Auch Sciencedaily tut so, als sei es ein Magazin, faktisch ist die Seite jedoch ebenfalls ein Pressemitteilungs-Publisher mit marginaler redaktioneller Eigenarbeit. Für einen thematisch extrem spitz zugeschnittenen Magazin-Typ seien Bionity & Co. genannt, ebenfalls reine PM-Publisher, die in ihren Themenfeldern kaum Konkurrenz haben, schon gar keine frei zugänglichen, journalistischen Inhalte. Die einzigen redaktionell gut aufbereiteten und frei zugänglichen Inhalte zum Thema Biotechnologie findet man nach meiner Kenntnis auf biotechnologie.com, einem vom Bundesministerium beauftragen Informationsportal. Das heißt allerdings auch, dass schon heute in vielen Nischen die Free-Angebote mehr oder weniger ohne Journalisten und Redakteure auskommen – sie möglicherweise nicht einmal vermisst werden?

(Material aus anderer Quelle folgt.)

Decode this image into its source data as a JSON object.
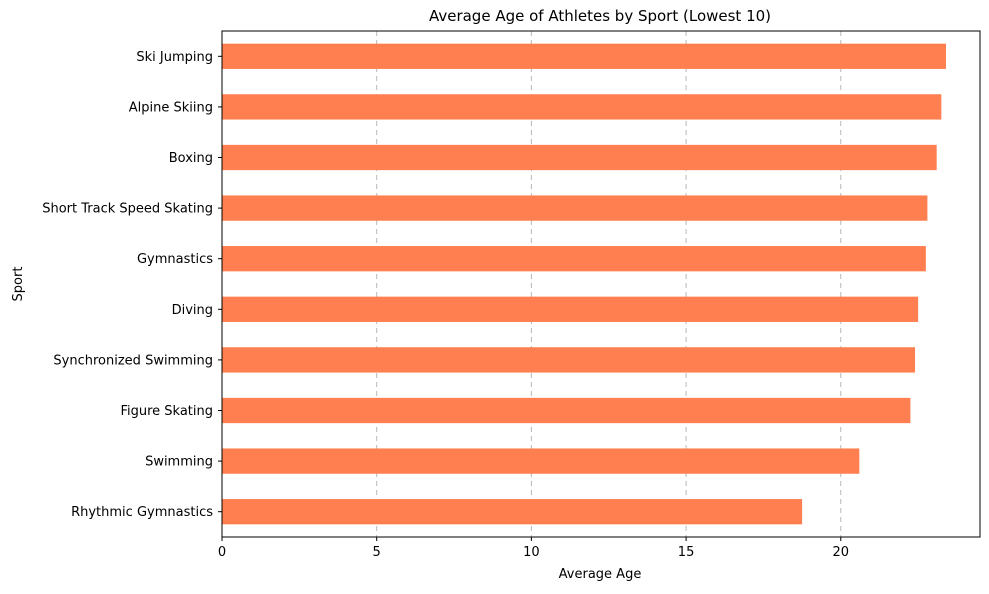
{
  "chart_data": {
    "type": "bar",
    "orientation": "horizontal",
    "title": "Average Age of Athletes by Sport (Lowest 10)",
    "xlabel": "Average Age",
    "ylabel": "Sport",
    "categories": [
      "Ski Jumping",
      "Alpine Skiing",
      "Boxing",
      "Short Track Speed Skating",
      "Gymnastics",
      "Diving",
      "Synchronized Swimming",
      "Figure Skating",
      "Swimming",
      "Rhythmic Gymnastics"
    ],
    "values": [
      23.4,
      23.25,
      23.1,
      22.8,
      22.75,
      22.5,
      22.4,
      22.25,
      20.6,
      18.75
    ],
    "xlim": [
      0,
      24.5
    ],
    "xticks": [
      0,
      5,
      10,
      15,
      20
    ],
    "xtick_labels": [
      "0",
      "5",
      "10",
      "15",
      "20"
    ],
    "grid": "x-dashed",
    "bar_color": "#ff7f50"
  }
}
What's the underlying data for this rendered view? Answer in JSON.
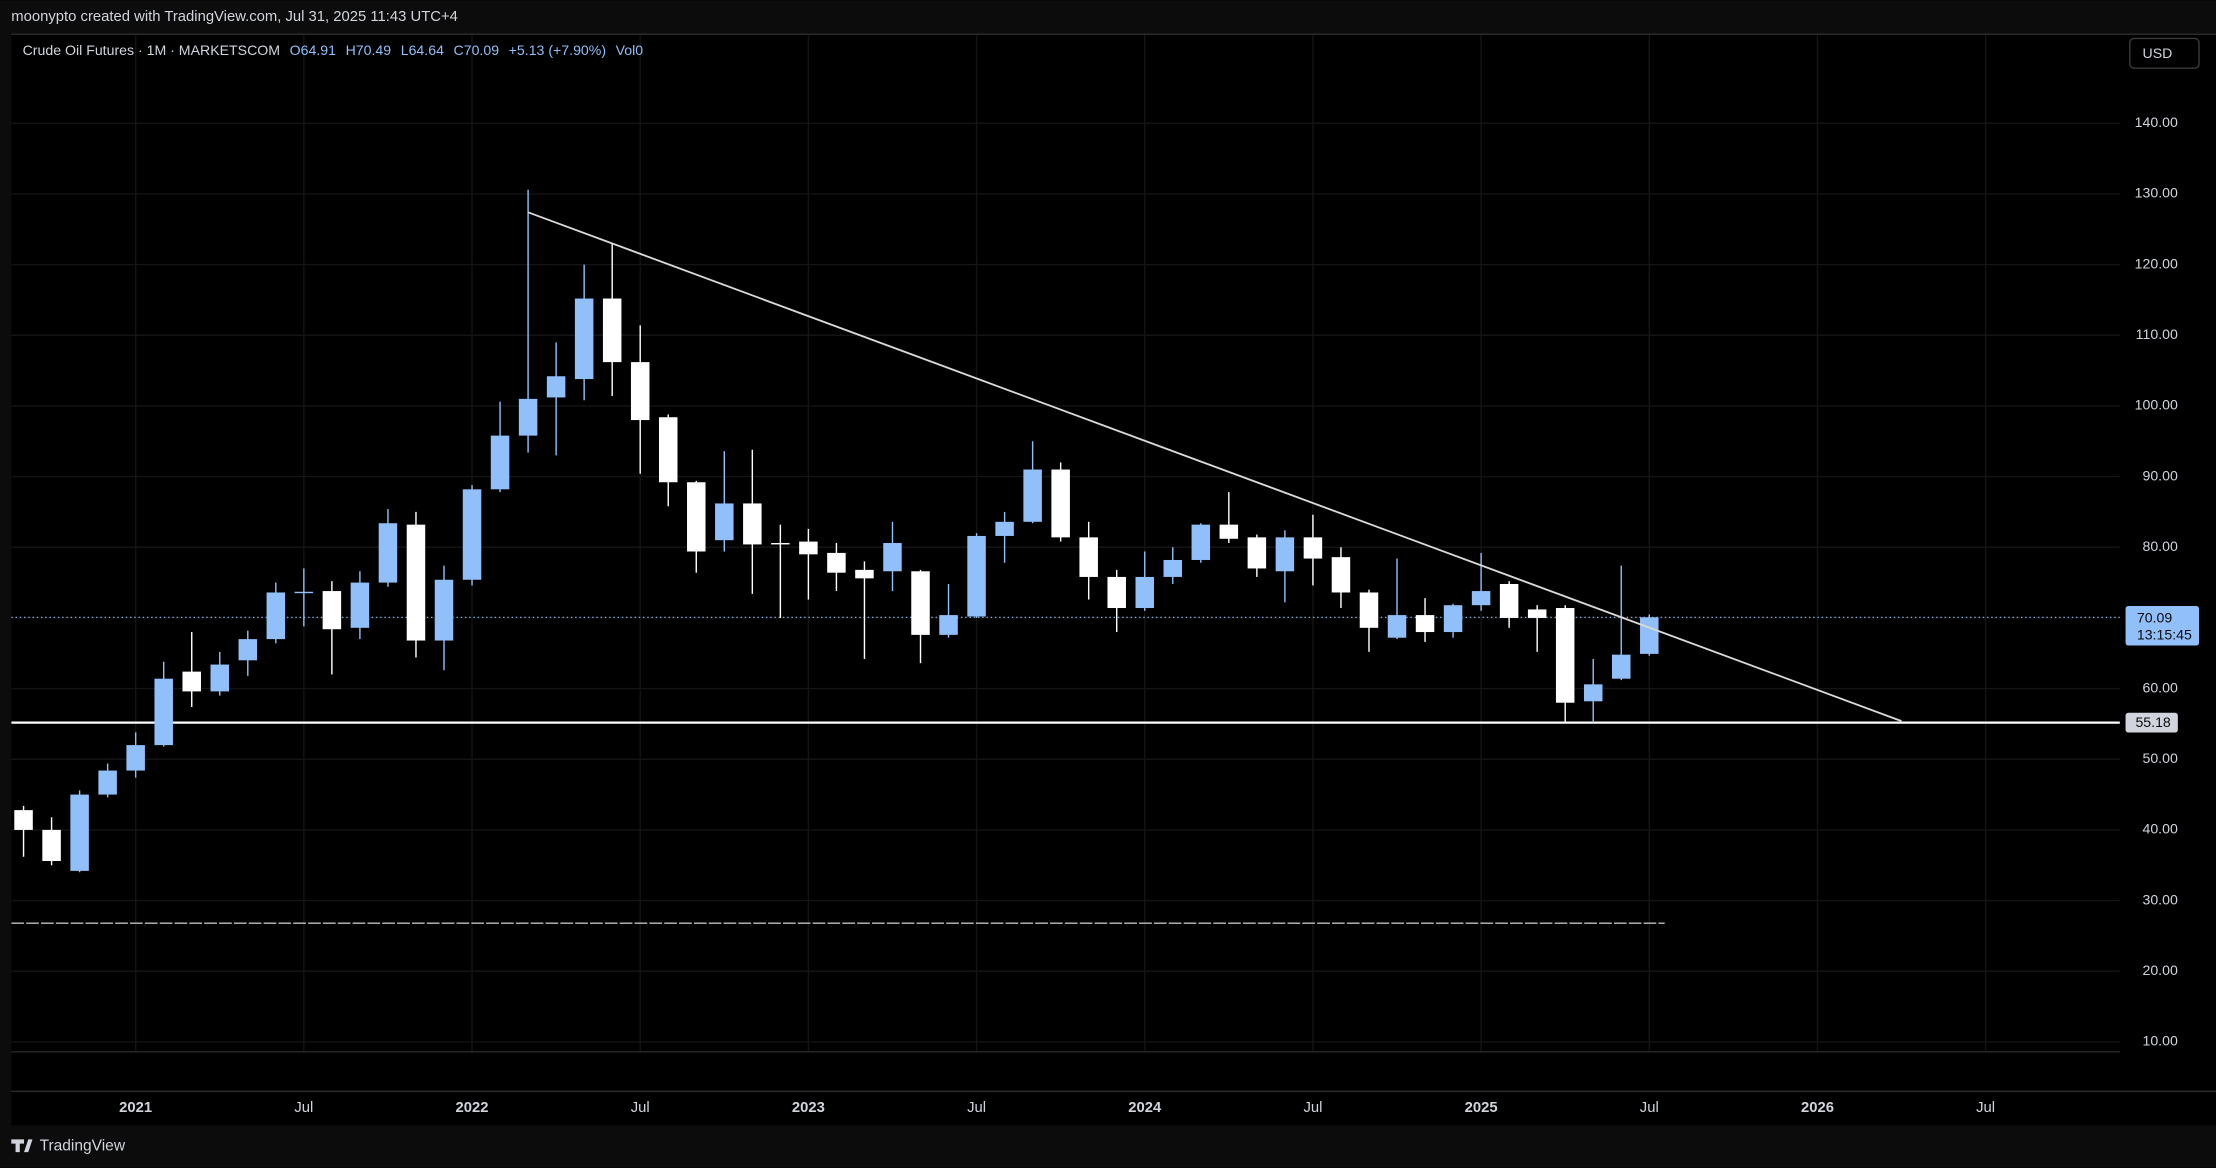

Personalisierte Aggregation
Relativ brauchbar sind inzwischen auf semantischen Techniken basierende Anbieter, die Nachrichten nach Suchbegriffen aggregieren und filtern. Ein bekanntes Beispiel ist das Startup Nandoo, das über eine intelligente Suchmaschine bereits erstaunlich gute Ergebnisse liefert. Wer den Informations-Overkill liebt, der wird vermutlich von Alltop begeistert sein. Der Dienst von Guy Kawasaki greift auf angeblich 30.000 Quellen zurück, mit denen sich User ein personalisiertes Magazin zusammenstellen können. Einen Mittelweg aus technischer und menschlicher Intelligenz beschreitet das kanadische Startup eqentia. Der Dienst befindet sich noch im Entwicklungsstadium und ändert sich ständig, grundsätzlich geht es jedoch um die Einrichtung und Betreuung von Newsportalen durch einen Kurator, wobei die News und Quellen dann über semantische Technologien gefunden und aggregiert werden.
Kollaboratives „Newsfiltern“
Zum Schluss noch ein letztes News-Modell: Bei allen vorgenannten technischen Lösungen fehlt ein entscheidendes Moment: Die Relevanzbewertung der Inhalte. Das inzwischen auch nicht mehr ganz neue Startup Socialmedian hat dieses Potenzial erkannt und lässt Usergruppen diese Aufgabe übernehmen. Sicherlich auch ein heißer Kandidat für ein Vermittlungskonzept der Zukunft. Klar ist allerdings auch, dass in vielen der zuletzt genannten Anwendungen nicht mehr zwischen „Nachricht“ und anderen Medieninhalten unterschieden wird.
Ihr kennt weitere interessante Ansätze? Einfach in den Kommentaren vorstellen und verlinken…
Über den Autor
Sebastian Schürmanns lebt als freier Texter und Verlagslektor in Hamburg und bloggt in der Trendschau zu den Themen Schreiben – Publizieren – Informieren.
Sebastian lebt seit 20 Jahren seinen Beruf als Redakteur, Product Owner und Web-Entwickler. Mit Trendschau Digital unterstützt er kleine Unternehmen und Fach-Autoren beim web-basierten Publishing mit dem Open Source CMS Typemill. Mit dem System betreibt er unter anderem cmsstash.de , eine Fach-Publikation zum Thema Content Management Systeme.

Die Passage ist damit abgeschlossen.